New Delhi: The Supreme Court has declined to interfere with a Madras High Court order, which upheld the ban on reinforced paper cups introduced in Tamil Nadu in 2019, holding that it was in the larger interest of the general public to enjoy a pollution free environment.

A bench of Justices S Ravindra Bhat and P S Narasimha did not see any reason to interfere with the high court’s finding on the ban of reinforced paper cups. They also directed Tamil Nadu Pollution Control Board (TNPCB) to consider the case of non-woven bags afresh, in light of the Plastic Waste Management Rules, 2016.

The bench said the contention that the ban is over inclusive, and disproportionate, are not made out in relation to reinforced paper cups.

“The appellant’s right under Article 19(1)(g) has, without a doubt, been restricted; but in the larger interest of the general public to enjoy a pollution free environment the restriction was reasonable as per Article 19(6) of the Constitution of India, and is therefore, upheld,” the bench said in its decision passed on October 20.

The bench, however, said given that the amended 2016 Rules now allow non-woven bags above 60 GSM to be manufactured and used, ie, the Centre has found a way to regulate it, rather than ban it – there is some merit in the appellant’s contention regarding disproportionality.

“If a less onerous restriction on the appellant’s Article 19(6) right is possible, it must be favoured. In light of the developments in terms of the amendment to the 2016 Rules, this court is of the considered opinion that it would be appropriate, and just, to remand the question of including non-woven bags within the single use plastic products ban, back to the TNPCB for consideration,” the bench said.

The bench said the case of the non-woven bag stood on a slightly different footing and these bags were reusable in nature to some extent.

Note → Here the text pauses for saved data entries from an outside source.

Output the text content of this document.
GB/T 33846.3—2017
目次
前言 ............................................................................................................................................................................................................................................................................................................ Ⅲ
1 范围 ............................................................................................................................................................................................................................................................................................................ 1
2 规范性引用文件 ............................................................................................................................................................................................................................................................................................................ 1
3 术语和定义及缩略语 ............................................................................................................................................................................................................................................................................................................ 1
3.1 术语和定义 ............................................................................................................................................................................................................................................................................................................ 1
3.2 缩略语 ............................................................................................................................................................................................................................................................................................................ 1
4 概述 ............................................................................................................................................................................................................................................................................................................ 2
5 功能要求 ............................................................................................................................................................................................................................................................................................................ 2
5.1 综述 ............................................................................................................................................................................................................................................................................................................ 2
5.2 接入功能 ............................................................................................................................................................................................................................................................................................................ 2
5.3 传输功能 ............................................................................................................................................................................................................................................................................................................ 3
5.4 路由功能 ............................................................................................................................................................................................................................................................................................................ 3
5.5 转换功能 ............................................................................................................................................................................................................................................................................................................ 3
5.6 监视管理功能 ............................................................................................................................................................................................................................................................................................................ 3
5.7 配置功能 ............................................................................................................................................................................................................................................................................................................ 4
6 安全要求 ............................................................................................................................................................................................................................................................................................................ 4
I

Also, their composition/proportion of polypropylene and filler used, in the manufacture of these bags, is customisable, the court noted.

Tamil Nadu government counsel claimed that despite being said to be reusable to an extent, they are indiscriminately disposed of and cause littering, which damages ground water, soil quality, etc, because they do not biodegrade properly, making it justifiable to ban.

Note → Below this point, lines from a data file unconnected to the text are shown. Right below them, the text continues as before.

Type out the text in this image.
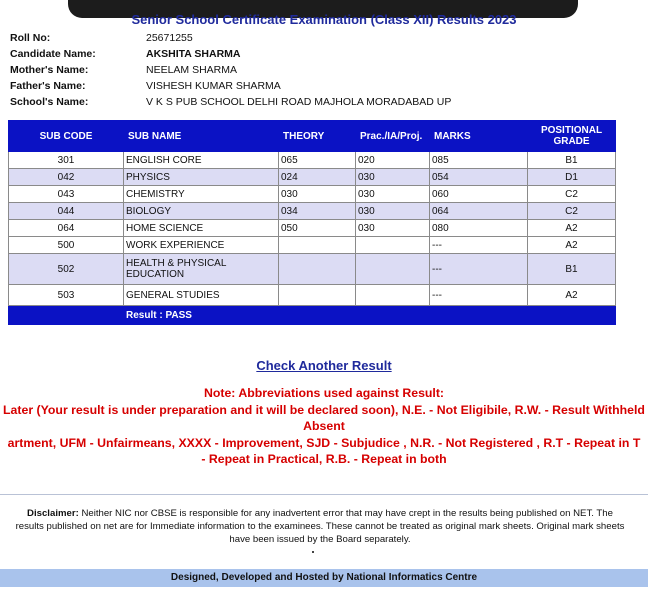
Senior School Certificate Examination (Class XII) Results 2023
Roll No:	25671255
Candidate Name:	AKSHITA SHARMA
Mother's Name:	NEELAM SHARMA
Father's Name:	VISHESH KUMAR SHARMA
School's Name:	V K S PUB SCHOOL DELHI ROAD MAJHOLA MORADABAD UP
SUB CODE	SUB NAME	THEORY	Prac./IA/Proj.	MARKS	POSITIONAL GRADE
301	ENGLISH CORE	065	020	085	B1
042	PHYSICS	024	030	054	D1
043	CHEMISTRY	030	030	060	C2
044	BIOLOGY	034	030	064	C2
064	HOME SCIENCE	050	030	080	A2
500	WORK EXPERIENCE			---	A2
502	HEALTH & PHYSICAL EDUCATION			---	B1
503	GENERAL STUDIES			---	A2
	Result : PASS				
Check Another Result
Note: Abbreviations used against Result:
Later (Your result is under preparation and it will be declared soon), N.E. - Not Eligibile, R.W. - Result Withheld
Absent
artment, UFM - Unfairmeans, XXXX - Improvement, SJD - Subjudice , N.R. - Not Registered , R.T - Repeat in T
- Repeat in Practical, R.B. - Repeat in both
Disclaimer: Neither NIC nor CBSE is responsible for any inadvertent error that may have crept in the results being published on NET. The results published on net are for Immediate information to the examinees. These cannot be treated as original mark sheets. Original mark sheets have been issued by the Board separately.
Designed, Developed and Hosted by National Informatics Centre
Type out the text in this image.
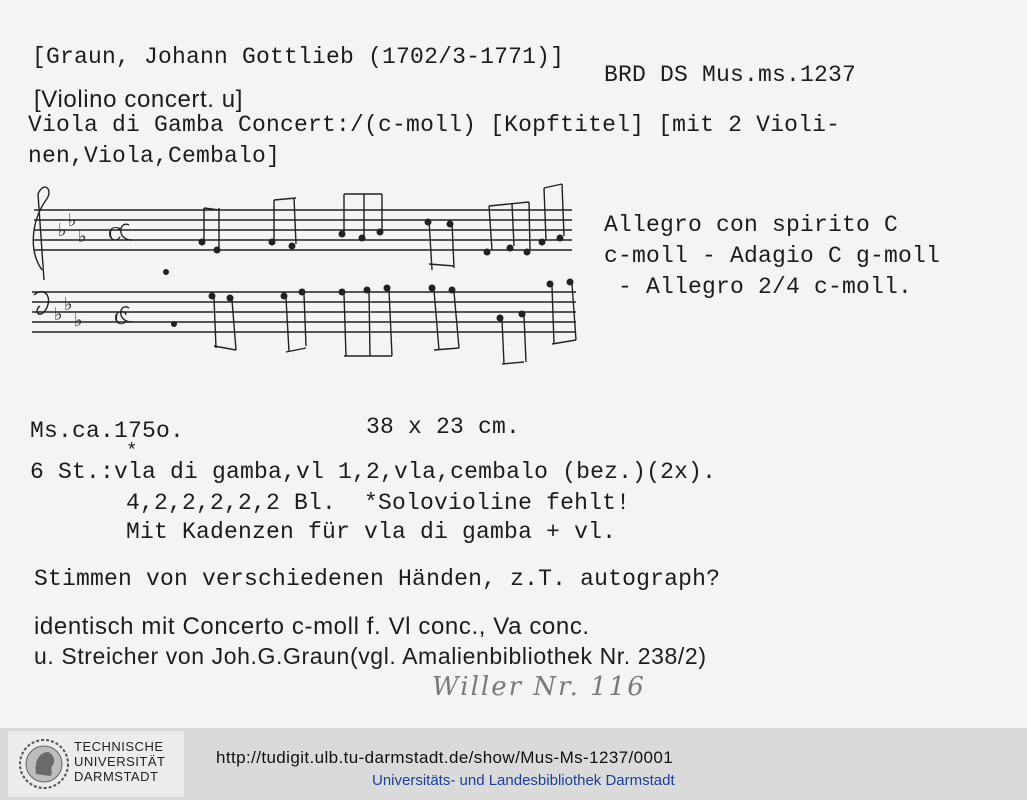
[Graun, Johann Gottlieb (1702/3-1771)]
BRD DS Mus.ms.1237
[Violino concert. u]
Viola di Gamba Concert:/(c-moll) [Kopftitel] [mit 2 Violi-
nen,Viola,Cembalo]
♭ ♭
♭
♭ ♭
♭
C
C
Allegro con spirito C
c-moll - Adagio C g-moll
- Allegro 2/4 c-moll.
Ms.ca.175o.	38 x 23 cm.
*
6 St.:vla di gamba,vl 1,2,vla,cembalo (bez.)(2x).
4,2,2,2,2,2 Bl.  *Solovioline fehlt!
Mit Kadenzen für vla di gamba + vl.
Stimmen von verschiedenen Händen, z.T. autograph?
identisch mit Concerto c-moll f. Vl conc., Va conc.
u. Streicher von Joh.G.Graun(vgl. Amalienbibliothek Nr. 238/2)
Willer Nr. 116
TECHNISCHE
UNIVERSITÄT
DARMSTADT
http://tudigit.ulb.tu-darmstadt.de/show/Mus-Ms-1237/0001
Universitäts- und Landesbibliothek Darmstadt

“Unlike reinforced paper cups, these bags are reusable, recyclable, and capable of some level of biodegradation (based on the composition), but no committee was constituted to looked into it more closely, and it was in fact brought within the scope of the ban subsequently by way of clarification; the ban of this product perhaps deserves further scrutiny,” the bench said.

The association contended that the state government should have taken into consideration the fact that Centre had on December 13, 2018, constituted an expert committee to define ‘single use plastics’ in view of the conflicting decisions by various state governments on ban of such products. It further said that the decision of the steering committee to proceed without waiting for the Union government’s report is arbitrary and prejudicial.

“Though not applicable to the present lis, it is appropriate to note the amendments that have been made to the central Rules, since. The committee constituted by the Union Government, resulted in the Expert Committee Report on Single Use Plastics dated September 19, 2019 (which led to further amendments in the 2016 Rules),” the bench said.

The Report submitted by IIT (on the basis of which, the ban was first imposed) stated that consumption of reinforced paper cups would be deleterious to the environment as it would lead to cutting of more trees, and the recycling of which will cause more pollution.

It also recommended alternatives such as leaf products, kora grass, products made of coconut, screw pine, earthen products, steel products, etc.

The bench said the court cannot be oblivious of the fact that the state notified the rules on June 25, 2018 and did not bring it into force immediately and the ban was made effective, only from January 1, 2019.

“The petitioners and other parties were afforded the opportunity to represent and make their views known, which they did. Undoubtedly, the state did not accept those views,” the bench said.